Date: March 18, 2026
Host: Codie Sanchez
In this thought-provoking solo episode, Codie Sanchez tackles the urgent question of what remains uniquely human as artificial intelligence rapidly outpaces us in many domains. Moving beyond doomsday narratives, Codie provides a raw, energetic, and practical exploration of how to survive and thrive in an AI-driven world. By unpacking the dangers of outsourcing our creativity to machines, she argues for doubling down on distinctly human traits—taste, judgment, authenticity, and courage. The episode is a rallying call to embrace curiosity, leverage technology intelligently, and refuse to let AI erode our hard-won individuality.
“But I want you to still remember that you're not competing with the machines. You're competing with the humans who use them.” (01:45)
“If you can create 10,000 images in a minute, the person who can say, ‘No, no, not that, that's crap. This wins.’ That’s what matters.” (10:10)
“If all you do is throw your idea into AI and let AI do all the processing, then it's like hiring a ghostwriter to write your love letters.” (13:05)

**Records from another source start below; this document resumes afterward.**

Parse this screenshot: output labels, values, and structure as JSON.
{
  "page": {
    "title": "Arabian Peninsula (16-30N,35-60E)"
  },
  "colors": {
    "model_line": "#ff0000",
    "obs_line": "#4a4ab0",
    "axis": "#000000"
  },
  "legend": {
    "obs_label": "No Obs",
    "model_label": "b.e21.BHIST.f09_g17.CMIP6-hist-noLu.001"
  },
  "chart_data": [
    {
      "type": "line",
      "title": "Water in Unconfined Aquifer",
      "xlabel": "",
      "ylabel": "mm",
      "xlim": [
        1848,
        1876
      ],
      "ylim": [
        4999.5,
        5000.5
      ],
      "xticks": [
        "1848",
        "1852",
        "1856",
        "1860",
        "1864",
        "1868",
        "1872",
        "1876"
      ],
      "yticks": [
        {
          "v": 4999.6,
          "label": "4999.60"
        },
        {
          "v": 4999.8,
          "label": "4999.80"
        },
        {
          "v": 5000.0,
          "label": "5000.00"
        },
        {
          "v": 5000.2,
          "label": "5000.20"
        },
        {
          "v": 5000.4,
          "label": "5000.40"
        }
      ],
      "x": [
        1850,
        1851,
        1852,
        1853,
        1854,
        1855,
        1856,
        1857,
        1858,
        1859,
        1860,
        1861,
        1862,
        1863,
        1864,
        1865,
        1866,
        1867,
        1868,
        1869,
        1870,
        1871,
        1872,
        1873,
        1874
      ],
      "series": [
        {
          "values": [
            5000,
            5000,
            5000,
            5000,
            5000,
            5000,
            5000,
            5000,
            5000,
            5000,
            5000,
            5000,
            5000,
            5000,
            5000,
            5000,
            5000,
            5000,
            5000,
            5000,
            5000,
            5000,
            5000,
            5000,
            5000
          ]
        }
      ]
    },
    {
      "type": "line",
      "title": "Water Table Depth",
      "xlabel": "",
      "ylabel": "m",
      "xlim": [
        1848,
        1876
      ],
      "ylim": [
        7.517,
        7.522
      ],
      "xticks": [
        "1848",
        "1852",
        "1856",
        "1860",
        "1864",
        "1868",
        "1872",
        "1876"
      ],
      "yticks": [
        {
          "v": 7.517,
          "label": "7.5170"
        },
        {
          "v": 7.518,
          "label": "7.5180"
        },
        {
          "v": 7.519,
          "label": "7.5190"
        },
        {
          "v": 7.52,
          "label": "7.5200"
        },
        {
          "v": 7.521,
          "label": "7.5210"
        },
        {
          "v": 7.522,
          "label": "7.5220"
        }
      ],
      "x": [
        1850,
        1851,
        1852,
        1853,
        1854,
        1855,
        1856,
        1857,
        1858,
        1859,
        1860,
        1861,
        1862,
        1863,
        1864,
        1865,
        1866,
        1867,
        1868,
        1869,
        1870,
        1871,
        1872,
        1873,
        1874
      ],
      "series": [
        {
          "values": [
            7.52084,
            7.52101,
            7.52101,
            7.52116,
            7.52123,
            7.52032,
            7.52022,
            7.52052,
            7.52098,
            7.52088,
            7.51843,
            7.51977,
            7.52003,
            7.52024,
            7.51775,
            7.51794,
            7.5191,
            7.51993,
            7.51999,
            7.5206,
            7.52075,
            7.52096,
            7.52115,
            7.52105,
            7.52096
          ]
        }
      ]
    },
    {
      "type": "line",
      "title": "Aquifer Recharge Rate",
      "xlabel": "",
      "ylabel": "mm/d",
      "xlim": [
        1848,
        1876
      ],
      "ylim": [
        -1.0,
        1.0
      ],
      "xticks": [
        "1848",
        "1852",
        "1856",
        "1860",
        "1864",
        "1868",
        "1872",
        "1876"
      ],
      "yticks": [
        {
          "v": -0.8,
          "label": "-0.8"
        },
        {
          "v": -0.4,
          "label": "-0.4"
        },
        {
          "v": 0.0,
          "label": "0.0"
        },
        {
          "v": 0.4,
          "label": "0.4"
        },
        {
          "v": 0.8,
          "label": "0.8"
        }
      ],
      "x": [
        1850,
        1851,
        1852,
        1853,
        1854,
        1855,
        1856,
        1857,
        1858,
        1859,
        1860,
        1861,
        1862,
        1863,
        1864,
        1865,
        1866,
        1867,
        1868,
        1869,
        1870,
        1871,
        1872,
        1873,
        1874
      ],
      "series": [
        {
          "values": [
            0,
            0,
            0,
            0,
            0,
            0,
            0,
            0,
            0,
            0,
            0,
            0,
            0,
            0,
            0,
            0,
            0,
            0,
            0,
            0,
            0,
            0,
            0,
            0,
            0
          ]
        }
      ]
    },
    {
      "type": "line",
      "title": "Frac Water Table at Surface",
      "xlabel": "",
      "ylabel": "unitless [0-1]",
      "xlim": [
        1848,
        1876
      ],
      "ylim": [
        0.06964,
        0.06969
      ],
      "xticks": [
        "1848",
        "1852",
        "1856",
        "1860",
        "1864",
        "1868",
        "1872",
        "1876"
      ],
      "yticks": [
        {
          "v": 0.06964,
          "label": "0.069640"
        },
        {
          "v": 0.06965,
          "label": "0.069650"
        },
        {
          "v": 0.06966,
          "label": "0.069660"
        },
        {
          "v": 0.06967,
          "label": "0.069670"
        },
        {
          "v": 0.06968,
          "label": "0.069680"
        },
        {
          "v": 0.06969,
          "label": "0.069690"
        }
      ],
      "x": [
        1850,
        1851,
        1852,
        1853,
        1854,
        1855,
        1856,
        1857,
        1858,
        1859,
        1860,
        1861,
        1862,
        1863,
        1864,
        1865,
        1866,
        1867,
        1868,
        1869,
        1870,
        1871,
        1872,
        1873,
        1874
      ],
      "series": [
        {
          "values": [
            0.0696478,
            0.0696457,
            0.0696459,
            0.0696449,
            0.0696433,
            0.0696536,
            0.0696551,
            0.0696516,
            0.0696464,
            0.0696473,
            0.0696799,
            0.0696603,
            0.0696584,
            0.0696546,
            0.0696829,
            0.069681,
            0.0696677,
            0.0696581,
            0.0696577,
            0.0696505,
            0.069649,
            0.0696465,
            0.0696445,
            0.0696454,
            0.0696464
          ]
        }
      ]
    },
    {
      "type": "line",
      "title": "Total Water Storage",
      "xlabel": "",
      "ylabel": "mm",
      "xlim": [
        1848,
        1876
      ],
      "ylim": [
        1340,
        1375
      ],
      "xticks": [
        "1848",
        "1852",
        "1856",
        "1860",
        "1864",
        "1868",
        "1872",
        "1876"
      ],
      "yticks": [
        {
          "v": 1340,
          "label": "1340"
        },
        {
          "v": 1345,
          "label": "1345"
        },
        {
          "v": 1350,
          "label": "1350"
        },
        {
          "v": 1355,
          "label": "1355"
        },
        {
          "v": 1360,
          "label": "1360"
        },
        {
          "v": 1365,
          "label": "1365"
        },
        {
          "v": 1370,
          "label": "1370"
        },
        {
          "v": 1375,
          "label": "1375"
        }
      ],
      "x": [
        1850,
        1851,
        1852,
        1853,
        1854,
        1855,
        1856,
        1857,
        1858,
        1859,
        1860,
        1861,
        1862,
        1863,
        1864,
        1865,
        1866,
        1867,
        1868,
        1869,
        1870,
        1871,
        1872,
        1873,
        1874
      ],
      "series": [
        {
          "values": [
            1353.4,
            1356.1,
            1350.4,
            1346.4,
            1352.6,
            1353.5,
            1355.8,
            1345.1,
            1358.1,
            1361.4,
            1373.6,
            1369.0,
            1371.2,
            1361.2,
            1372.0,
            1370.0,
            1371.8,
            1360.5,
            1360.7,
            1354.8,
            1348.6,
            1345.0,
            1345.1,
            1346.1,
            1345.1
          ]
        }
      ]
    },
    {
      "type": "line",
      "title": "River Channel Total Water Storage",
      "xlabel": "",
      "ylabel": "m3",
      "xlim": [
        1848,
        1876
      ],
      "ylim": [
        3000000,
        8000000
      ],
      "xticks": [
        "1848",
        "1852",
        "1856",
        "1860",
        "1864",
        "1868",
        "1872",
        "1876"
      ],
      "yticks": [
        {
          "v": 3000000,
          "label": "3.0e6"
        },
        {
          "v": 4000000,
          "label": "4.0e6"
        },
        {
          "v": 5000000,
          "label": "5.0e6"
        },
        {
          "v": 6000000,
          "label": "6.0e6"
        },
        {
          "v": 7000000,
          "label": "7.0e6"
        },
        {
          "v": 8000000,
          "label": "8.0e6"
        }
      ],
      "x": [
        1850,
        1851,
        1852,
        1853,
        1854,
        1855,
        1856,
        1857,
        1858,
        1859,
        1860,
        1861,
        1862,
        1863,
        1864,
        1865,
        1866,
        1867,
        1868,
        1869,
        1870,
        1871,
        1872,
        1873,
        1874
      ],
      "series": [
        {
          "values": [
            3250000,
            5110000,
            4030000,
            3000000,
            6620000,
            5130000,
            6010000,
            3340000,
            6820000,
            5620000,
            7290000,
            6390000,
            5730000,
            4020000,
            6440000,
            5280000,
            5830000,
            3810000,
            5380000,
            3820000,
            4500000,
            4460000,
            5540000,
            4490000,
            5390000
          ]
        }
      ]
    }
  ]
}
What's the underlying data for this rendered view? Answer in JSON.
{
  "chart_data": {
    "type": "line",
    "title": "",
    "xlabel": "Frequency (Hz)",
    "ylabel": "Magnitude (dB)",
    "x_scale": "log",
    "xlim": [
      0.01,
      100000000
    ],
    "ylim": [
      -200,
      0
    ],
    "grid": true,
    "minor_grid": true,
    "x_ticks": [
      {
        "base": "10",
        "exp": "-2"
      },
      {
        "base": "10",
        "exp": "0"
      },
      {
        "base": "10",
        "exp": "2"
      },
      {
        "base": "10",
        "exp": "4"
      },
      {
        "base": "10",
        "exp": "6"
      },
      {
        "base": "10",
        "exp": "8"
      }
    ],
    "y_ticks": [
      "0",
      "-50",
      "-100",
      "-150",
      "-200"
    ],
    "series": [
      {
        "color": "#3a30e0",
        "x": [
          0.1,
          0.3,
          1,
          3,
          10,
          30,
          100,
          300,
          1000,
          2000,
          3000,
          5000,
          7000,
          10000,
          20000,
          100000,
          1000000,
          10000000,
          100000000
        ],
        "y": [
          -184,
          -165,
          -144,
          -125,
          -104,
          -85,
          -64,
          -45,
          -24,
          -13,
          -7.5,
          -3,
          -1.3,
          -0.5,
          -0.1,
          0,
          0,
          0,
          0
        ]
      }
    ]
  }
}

“If you can actually harness the power of AI to increase the speed, scope and depth of your work, you're going to be just fine. But if you use it not as an editor, but as the doer in everything and the decider, then... we’re going to be like idiocracy.” (18:25)
Codie Sanchez (00:30):
“If AI can write better than you, draw better, code faster, diagnoses diseases more accurately than you, then what is left? What is your and my edge as a human?”
Codie Sanchez (01:45):
“You're not competing with the machines. You're competing with the humans who use them.”
Codie Sanchez (10:10):
“If you can create 10,000 images in a minute, the person who can say, ‘No, no, not that, that's crap. This wins.’ That’s why founders like Musk and Bezos obsess over first principles.”
Codie Sanchez (13:05):
“If all you do is throw your idea into AI and let AI do all the processing, then it’s like hiring a ghostwriter to write your love letters. Yeah, it gets the words right... But if you let it talk for you too long, your voice is completely missing.”
Codie Sanchez (16:40):
“The more synthetic and fake the world becomes, the more people crave that real shit that they know is you.”
Codie Sanchez (18:25):
“If you can actually harness the power of AI to increase the speed, scope and depth of your work, you’re going to be just fine. But if you use it not as an editor, but as the doer in everything and the decider, then... we’re going to be like idiocracy.”
Codie Sanchez (21:10):
“If intelligence is cheap, then judgment probably matters more. If content is infinite, then what type of content means more? If perfection is standard, then authenticity is probably what we're chasing.”
Codie concludes with a clarion call:
“Go find your curiosity. Go do something absolutely unhinged. Do it for the plot. String together experiences that have never been strung together before ... Be in real estate, but write poetry. Be in finance, but study Jiu jitsu ... Vibe code, but get some vitamin D. You know, go touch the world.” (21:00)
Her parting advice:
“Just don’t outsource to ChatGPT ... Keep your humanity.” (21:20)
Codie’s forceful, irreverent monologue pushes listeners to stay human and stay weird, using AI not as a crutch but as an amplifier—always keeping hold of individual taste, narrative, and courage. In her words: “Magic happens from the men who became obsessed with calligraphy, Scandinavian furniture, complex code, and beautifully simple computers. That's Steve Jobs, by the way.” (20:57)
Don’t just consume or regurgitate—create. Find your edge. Keep your humanity.